The Progressive Policy Institute (PPI) is the think-tank of the Democratic Leadership Council (DLC), an organization founded in 1985 and counting among its past chairs former President Bill Clinton, Congressman Richard Gephardt, and Senator Joseph Lieberman.The DLC characterizes itself as the "founding organization of the New Democratic movement," the goal of which is to "modernize the progressive tradition in American politics." The DLC further highlights its commitment to a "Third Way" agenda that includes some apparently conservative as well as leftwing guiding principles. Under its name on the homepage of its website, the Progressive Policy Institute displays the caption, "Defining the Third Way."

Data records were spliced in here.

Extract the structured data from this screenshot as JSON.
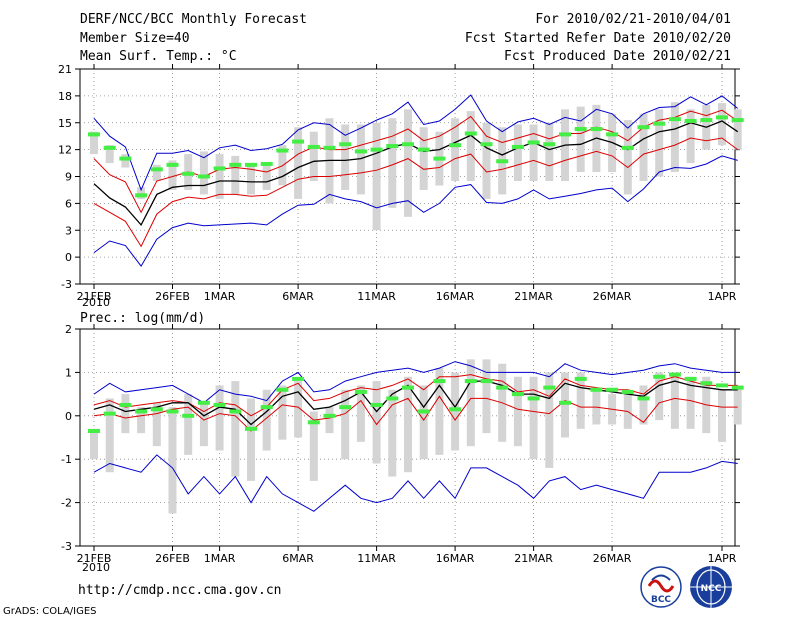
{
  "header": {
    "title": "DERF/NCC/BCC Monthly Forecast",
    "member_size": "Member Size=40",
    "variable": "Mean Surf. Temp.: °C",
    "period": "For 2010/02/21-2010/04/01",
    "started": "Fcst Started Refer Date 2010/02/20",
    "produced": "Fcst Produced Date 2010/02/21"
  },
  "footer": {
    "url": "http://cmdp.ncc.cma.gov.cn",
    "grads": "GrADS: COLA/IGES",
    "logo_bcc": "BCC",
    "logo_ncc": "NCC"
  },
  "colors": {
    "box": "#d4d4d4",
    "obs": "#44ee44",
    "envelope": "#0000cc",
    "spread": "#dd0000",
    "mean": "#000000"
  },
  "chart_data": [
    {
      "type": "line",
      "title": "Mean Surf. Temp.: °C",
      "x_tick_labels": [
        "21FEB",
        "26FEB",
        "1MAR",
        "6MAR",
        "11MAR",
        "16MAR",
        "21MAR",
        "26MAR",
        "1APR"
      ],
      "x_tick_days": [
        0,
        5,
        8,
        13,
        18,
        23,
        28,
        33,
        40
      ],
      "x_year_label": "2010",
      "ylim": [
        -3,
        21
      ],
      "y_ticks": [
        -3,
        0,
        3,
        6,
        9,
        12,
        15,
        18,
        21
      ],
      "series": [
        {
          "name": "max",
          "values": [
            0.5,
            1.8,
            1.3,
            -1.0,
            2.0,
            3.3,
            3.8,
            3.5,
            3.6,
            3.7,
            3.8,
            3.6,
            4.8,
            5.8,
            5.9,
            7.0,
            6.5,
            6.2,
            5.5,
            6.0,
            6.3,
            5.0,
            6.0,
            7.8,
            8.1,
            6.1,
            6.0,
            6.5,
            7.5,
            6.5,
            6.8,
            7.1,
            7.5,
            7.7,
            6.2,
            7.6,
            9.5,
            10.0,
            9.9,
            10.4,
            11.3,
            10.8
          ]
        },
        {
          "name": "upper_envelope",
          "values": [
            15.5,
            13.5,
            12.3,
            7.5,
            11.6,
            11.6,
            11.9,
            11.1,
            12.2,
            12.5,
            11.9,
            12.1,
            12.6,
            14.2,
            15.0,
            14.8,
            13.6,
            14.4,
            15.3,
            16.0,
            17.3,
            14.8,
            15.2,
            16.5,
            18.1,
            15.2,
            14.0,
            15.1,
            15.5,
            14.8,
            15.6,
            15.2,
            16.5,
            16.0,
            14.4,
            16.0,
            16.7,
            16.8,
            17.9,
            17.0,
            18.0,
            16.6
          ]
        },
        {
          "name": "spread_high",
          "values": [
            11.0,
            9.2,
            8.4,
            5.0,
            8.5,
            9.0,
            9.5,
            9.0,
            9.8,
            10.0,
            9.8,
            9.5,
            10.2,
            11.5,
            12.3,
            12.0,
            12.0,
            12.5,
            13.0,
            13.5,
            14.3,
            13.0,
            13.5,
            14.5,
            15.7,
            13.5,
            12.8,
            13.3,
            13.8,
            13.2,
            13.8,
            13.8,
            14.5,
            14.0,
            13.0,
            14.5,
            15.3,
            15.6,
            16.3,
            15.8,
            16.4,
            15.2
          ]
        },
        {
          "name": "ensemble_mean",
          "values": [
            8.2,
            6.6,
            5.6,
            3.6,
            7.0,
            7.8,
            8.0,
            8.0,
            8.5,
            8.5,
            8.4,
            8.4,
            9.0,
            10.0,
            10.7,
            10.8,
            10.8,
            11.0,
            11.6,
            12.3,
            12.7,
            11.8,
            12.0,
            12.8,
            13.6,
            12.2,
            11.4,
            12.2,
            12.8,
            12.0,
            12.5,
            12.6,
            13.3,
            12.8,
            12.0,
            13.2,
            14.0,
            14.3,
            15.0,
            14.5,
            15.2,
            14.0
          ]
        },
        {
          "name": "spread_low",
          "values": [
            6.0,
            5.0,
            4.0,
            1.2,
            4.8,
            6.2,
            6.7,
            6.5,
            7.0,
            7.0,
            6.8,
            6.9,
            7.8,
            8.7,
            9.0,
            9.0,
            9.2,
            9.4,
            9.7,
            10.3,
            11.0,
            9.8,
            10.0,
            11.0,
            11.5,
            9.5,
            9.8,
            10.3,
            10.8,
            10.2,
            10.8,
            11.3,
            11.8,
            11.3,
            10.0,
            11.5,
            12.0,
            12.5,
            13.3,
            13.0,
            13.3,
            12.0
          ]
        },
        {
          "name": "obs",
          "values": [
            13.7,
            12.2,
            11.0,
            6.9,
            9.8,
            10.3,
            9.3,
            9.0,
            9.9,
            10.3,
            10.3,
            10.4,
            11.9,
            12.9,
            12.3,
            12.2,
            12.6,
            11.8,
            12.0,
            12.4,
            12.6,
            12.0,
            11.0,
            12.5,
            13.8,
            12.6,
            10.7,
            12.3,
            12.8,
            12.6,
            13.7,
            14.3,
            14.3,
            13.7,
            12.2,
            14.5,
            14.9,
            15.4,
            15.2,
            15.3,
            15.6,
            15.3
          ]
        },
        {
          "name": "box_high",
          "values": [
            14.0,
            12.5,
            11.5,
            7.8,
            10.3,
            10.8,
            11.5,
            11.8,
            11.5,
            11.3,
            10.5,
            10.5,
            12.5,
            14.5,
            14.0,
            15.5,
            14.8,
            14.8,
            15.0,
            15.5,
            16.5,
            14.5,
            14.0,
            15.5,
            16.3,
            15.0,
            14.5,
            14.8,
            14.8,
            15.0,
            16.5,
            16.8,
            17.0,
            16.0,
            15.3,
            16.0,
            16.5,
            17.3,
            16.5,
            17.0,
            17.2,
            16.5
          ]
        },
        {
          "name": "box_low",
          "values": [
            11.5,
            10.5,
            10.0,
            6.5,
            8.5,
            7.5,
            7.5,
            7.0,
            6.5,
            7.0,
            7.0,
            7.5,
            8.0,
            6.5,
            8.5,
            6.0,
            7.5,
            7.0,
            3.0,
            5.5,
            4.5,
            7.5,
            8.0,
            8.5,
            8.5,
            6.5,
            7.0,
            8.5,
            8.5,
            8.5,
            8.5,
            9.5,
            9.5,
            9.5,
            7.0,
            8.5,
            9.0,
            9.5,
            10.5,
            12.0,
            12.5,
            12.0
          ]
        }
      ]
    },
    {
      "type": "line",
      "title": "Prec.: log(mm/d)",
      "x_tick_labels": [
        "21FEB",
        "26FEB",
        "1MAR",
        "6MAR",
        "11MAR",
        "16MAR",
        "21MAR",
        "26MAR",
        "1APR"
      ],
      "x_tick_days": [
        0,
        5,
        8,
        13,
        18,
        23,
        28,
        33,
        40
      ],
      "x_year_label": "2010",
      "ylim": [
        -3,
        2
      ],
      "y_ticks": [
        -3,
        -2,
        -1,
        0,
        1,
        2
      ],
      "series": [
        {
          "name": "min",
          "values": [
            -1.3,
            -1.1,
            -1.2,
            -1.3,
            -0.9,
            -1.2,
            -1.8,
            -1.4,
            -1.8,
            -1.4,
            -2.0,
            -1.4,
            -1.8,
            -2.0,
            -2.2,
            -1.9,
            -1.6,
            -1.9,
            -2.0,
            -1.9,
            -1.5,
            -1.9,
            -1.5,
            -1.9,
            -1.2,
            -1.2,
            -1.4,
            -1.6,
            -1.9,
            -1.5,
            -1.4,
            -1.7,
            -1.6,
            -1.7,
            -1.8,
            -1.9,
            -1.3,
            -1.3,
            -1.3,
            -1.2,
            -1.05,
            -1.1
          ]
        },
        {
          "name": "upper_envelope",
          "values": [
            0.5,
            0.75,
            0.55,
            0.6,
            0.65,
            0.7,
            0.5,
            0.3,
            0.6,
            0.5,
            0.45,
            0.35,
            0.8,
            1.0,
            0.55,
            0.6,
            0.8,
            0.9,
            1.0,
            1.05,
            1.1,
            1.0,
            1.1,
            1.25,
            1.15,
            1.0,
            1.0,
            1.0,
            1.0,
            0.9,
            1.2,
            1.05,
            1.0,
            0.95,
            1.0,
            1.05,
            1.15,
            1.2,
            1.1,
            1.05,
            1.0,
            1.0
          ]
        },
        {
          "name": "spread_high",
          "values": [
            0.25,
            0.35,
            0.2,
            0.25,
            0.3,
            0.35,
            0.3,
            0.1,
            0.3,
            0.25,
            0.0,
            0.2,
            0.6,
            0.75,
            0.35,
            0.4,
            0.55,
            0.65,
            0.6,
            0.7,
            0.85,
            0.6,
            0.9,
            0.9,
            0.95,
            0.85,
            0.8,
            0.55,
            0.6,
            0.45,
            0.85,
            0.7,
            0.65,
            0.6,
            0.6,
            0.5,
            0.8,
            0.9,
            0.8,
            0.7,
            0.7,
            0.7
          ]
        },
        {
          "name": "ensemble_mean",
          "values": [
            0.15,
            0.25,
            0.1,
            0.15,
            0.2,
            0.3,
            0.3,
            0.0,
            0.2,
            0.15,
            -0.2,
            0.1,
            0.45,
            0.55,
            0.15,
            0.2,
            0.35,
            0.55,
            0.1,
            0.5,
            0.7,
            0.2,
            0.7,
            0.2,
            0.8,
            0.8,
            0.7,
            0.5,
            0.5,
            0.4,
            0.75,
            0.65,
            0.6,
            0.55,
            0.5,
            0.45,
            0.7,
            0.8,
            0.7,
            0.65,
            0.6,
            0.6
          ]
        },
        {
          "name": "spread_low",
          "values": [
            0.0,
            0.05,
            -0.05,
            0.0,
            0.05,
            0.15,
            0.2,
            -0.1,
            0.05,
            0.0,
            -0.35,
            -0.05,
            0.25,
            0.2,
            -0.1,
            -0.05,
            0.05,
            0.35,
            -0.2,
            0.25,
            0.4,
            -0.1,
            0.45,
            -0.1,
            0.4,
            0.4,
            0.3,
            0.15,
            0.1,
            0.05,
            0.35,
            0.2,
            0.2,
            0.15,
            0.1,
            -0.15,
            0.3,
            0.4,
            0.35,
            0.25,
            0.2,
            0.2
          ]
        },
        {
          "name": "obs",
          "values": [
            -0.35,
            0.05,
            0.25,
            0.1,
            0.15,
            0.1,
            0.0,
            0.3,
            0.25,
            0.1,
            -0.3,
            0.2,
            0.6,
            0.85,
            -0.15,
            0.0,
            0.2,
            0.55,
            0.25,
            0.4,
            0.65,
            0.1,
            0.8,
            0.15,
            0.8,
            0.8,
            0.65,
            0.5,
            0.4,
            0.65,
            0.3,
            0.85,
            0.6,
            0.6,
            0.55,
            0.4,
            0.9,
            0.95,
            0.85,
            0.75,
            0.7,
            0.65
          ]
        },
        {
          "name": "box_high",
          "values": [
            -0.3,
            0.4,
            0.5,
            0.2,
            0.3,
            0.2,
            0.5,
            0.3,
            0.7,
            0.8,
            0.4,
            0.6,
            0.7,
            0.8,
            0.1,
            0.2,
            0.6,
            0.7,
            0.8,
            0.6,
            0.9,
            0.7,
            1.1,
            1.0,
            1.3,
            1.3,
            1.2,
            0.9,
            0.9,
            1.0,
            1.0,
            1.0,
            0.6,
            0.5,
            0.6,
            0.7,
            1.0,
            1.0,
            0.9,
            0.9,
            0.6,
            0.7
          ]
        },
        {
          "name": "box_low",
          "values": [
            -1.0,
            -1.3,
            -0.4,
            -0.4,
            -0.7,
            -2.25,
            -0.9,
            -0.7,
            -0.8,
            -1.4,
            -1.5,
            -0.8,
            -0.55,
            -0.5,
            -1.5,
            -0.4,
            -1.0,
            -0.6,
            -1.1,
            -1.4,
            -1.3,
            -1.0,
            -0.9,
            -0.8,
            -0.7,
            -0.4,
            -0.6,
            -0.7,
            -1.0,
            -1.2,
            -0.5,
            -0.3,
            -0.2,
            -0.2,
            -0.3,
            -0.2,
            -0.1,
            -0.3,
            -0.3,
            -0.4,
            -0.6,
            -0.2
          ]
        }
      ]
    }
  ]
}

During the collapse of the Soviet Empire, Mikhail Gorbachev promoted the so-called "Third Way" as an alternative to free markets. This new way of governing would be neither capitalist nor communist, but something in between. In a similar vein, President Clinton said in his 1998 State of the Union address, "We have moved past the sterile debate between those who say government is the enemy and those who say government is the answer. My fellow Americans, we have found a Third Way." This Third Way calls for business and government to join hands as "partners." As Clinton told the Economic Club of Detroit in February 2002, "We are working with business to use technology, research and market incentives to meet national goals. Some have called this political philosophy the Third Way." In short, Big Business would own the economy (as under capitalism), while Big Government would run it (as under socialism). Corporations would be persuaded to comply with government directives through subsidies, tax breaks, customized legislation, and other special privileges.
The DLC publishes a daily newsletter, the New Dem Daily, and a periodical called Blueprint Magazine (published four to six times per year), which advocate moderately leftwing social, political, and economic agendas for America. Despite its open hostility to Republicans and its open cheerleading for Democrats in both the New Dem Daily and Blueprint Magazine, the DLC identifies itself as a tax-exempt nonprofit that is "not a political committee and not set up to influence elections."
The PPI was established in 1989 and after the 1992 election gained notoriety as "Bill Clinton's idea mill."Its founder and still-president is Will Marshall III, co-founder and first Policy Director of the DLC. A longtime friend of Clinton and a supporter of Al Gore, Marshall has also been a speechwriter and policy analyst for Louisiana's late Democratic Congressman Gillis Long, and a speechwriter and spokesman for Democrat Jim Hunt's 1984 Senate Campaign in North Carolina. The connection to Long also linked Marshall to Al From, the guiding spirit behind the DLC and PPI.From began public life by working for Senator Edmund Muskie, then for two years served as Jimmy Carter's adviser on inflation.From then directed the House Democratic Caucus until 1985, when he started the DLC.He was an early promoter and mentor to Bill Clinton, moving him to the chair of the DLC before his run for president in 1992.
PPI receives relatively little direct foundation sponsorship: most of the money PPI has received (about $300,000) has come from the Lynde and Harry Bradley Foundation, which contributes to a variety of both leftwing and conservative foundations. Additional PPI money has come from the BP Foundation, the AT&T Foundation, the Eastman Kodak Charitable Trust, and the Bill and Melinda Gates Foundation.